Having an app service will help when customers compare Arc to Anthos (which supports Knative and Cloud Run), which Winter says is already happening even though Anthos had something of a head start. “There’s a lot of conversations where we’re pulled in now [to compete with Anthos] and Anthos customers are reaching out to us because, as they look at Anthos, then they turn right to Arc.”

“I think we will see a lot of bake-offs between Arc and Anthos over the next 12 months,” CCS Insight vice president for enterprise research Nicholas McQuire agreed.

“Arc initially has been positioned as a broader play, governing a wider set of resources including bare metal, VMs and Kubernetes etc., in addition to layering in monitoring and security. Whereas up until now, Anthos has been much more about doing container development in Kubernetes at scale across infrastructure environments, most notably AWS. But both are moving rapidly — from adding bare metal, VMs, container clusters and multicloud orchestration and governance to new security features.”

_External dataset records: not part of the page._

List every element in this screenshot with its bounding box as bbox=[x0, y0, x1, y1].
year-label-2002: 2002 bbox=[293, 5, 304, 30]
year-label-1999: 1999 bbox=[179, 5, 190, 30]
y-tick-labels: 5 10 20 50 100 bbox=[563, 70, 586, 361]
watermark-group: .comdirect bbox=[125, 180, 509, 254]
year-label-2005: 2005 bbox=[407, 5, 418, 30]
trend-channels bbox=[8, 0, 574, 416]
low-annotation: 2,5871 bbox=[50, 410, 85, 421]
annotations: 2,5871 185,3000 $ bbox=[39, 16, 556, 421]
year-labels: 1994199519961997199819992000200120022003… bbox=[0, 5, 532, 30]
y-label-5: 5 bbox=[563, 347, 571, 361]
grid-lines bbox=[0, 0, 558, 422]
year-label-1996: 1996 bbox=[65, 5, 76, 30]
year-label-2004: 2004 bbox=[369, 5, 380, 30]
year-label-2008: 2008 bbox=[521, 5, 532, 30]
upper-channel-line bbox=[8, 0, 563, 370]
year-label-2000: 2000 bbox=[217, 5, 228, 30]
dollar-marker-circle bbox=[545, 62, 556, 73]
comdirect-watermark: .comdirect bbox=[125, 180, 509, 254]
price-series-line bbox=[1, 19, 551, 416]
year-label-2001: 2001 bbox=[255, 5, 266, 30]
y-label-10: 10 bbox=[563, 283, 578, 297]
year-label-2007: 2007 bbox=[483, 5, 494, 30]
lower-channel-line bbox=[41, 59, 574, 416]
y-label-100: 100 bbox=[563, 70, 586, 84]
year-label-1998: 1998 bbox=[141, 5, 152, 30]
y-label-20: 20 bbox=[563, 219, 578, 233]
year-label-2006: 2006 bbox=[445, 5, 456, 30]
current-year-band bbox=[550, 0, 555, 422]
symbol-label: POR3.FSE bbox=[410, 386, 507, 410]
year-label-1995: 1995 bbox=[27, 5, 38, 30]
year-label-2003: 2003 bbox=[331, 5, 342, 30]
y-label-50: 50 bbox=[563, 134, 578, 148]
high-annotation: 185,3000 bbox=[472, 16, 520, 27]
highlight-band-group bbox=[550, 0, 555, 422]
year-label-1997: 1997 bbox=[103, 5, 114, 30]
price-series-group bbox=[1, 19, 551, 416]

“We are also now seeing next frontier services coming into the picture as well: ML, edge and 5G for example. All will become core parts of these environments over the next year.”

Other cloud providers view hybrid is a way to put their cloud services on-premises (Microsoft has Azure Stack Hub for that), to offer their cloud services outside of hyperscale regions (Microsoft has Azure Stack Edge and Azure Edge Zones for that) or to wrap their arms around usage on other clouds. Arc does address multicloud management but it’s much broader than that. Arc is an attempt to unify very different kinds of infrastructure —  whether that’s VMs, bare metal, private cloud with Azure Stack Hub, hyperconverged infrastructure with Azure Stack HCI, Kubernetes, Azure or other clouds — into a single platform that can deliver applications and services, so organizations can use cloud practices like DevOps and monitoring across all of them.

You could use Arc to manage Kubernetes running on multiple Azure Stack Hub instances in different data centers from a single place; or you could use it to manage the physical servers running your own Kubernetes cluster as well as the cloud Kubernetes service you scale out to. The beauty of Arc is that you can do all of that, in the same single place, and then use that mix of infrastructure to run cloud service on.

That’s not quite private cloud, multicloud or any of the familiar versions of hybrid cloud; but it’s an ambitious approach that covers more of the large heterogeneous environments many Microsoft customers have.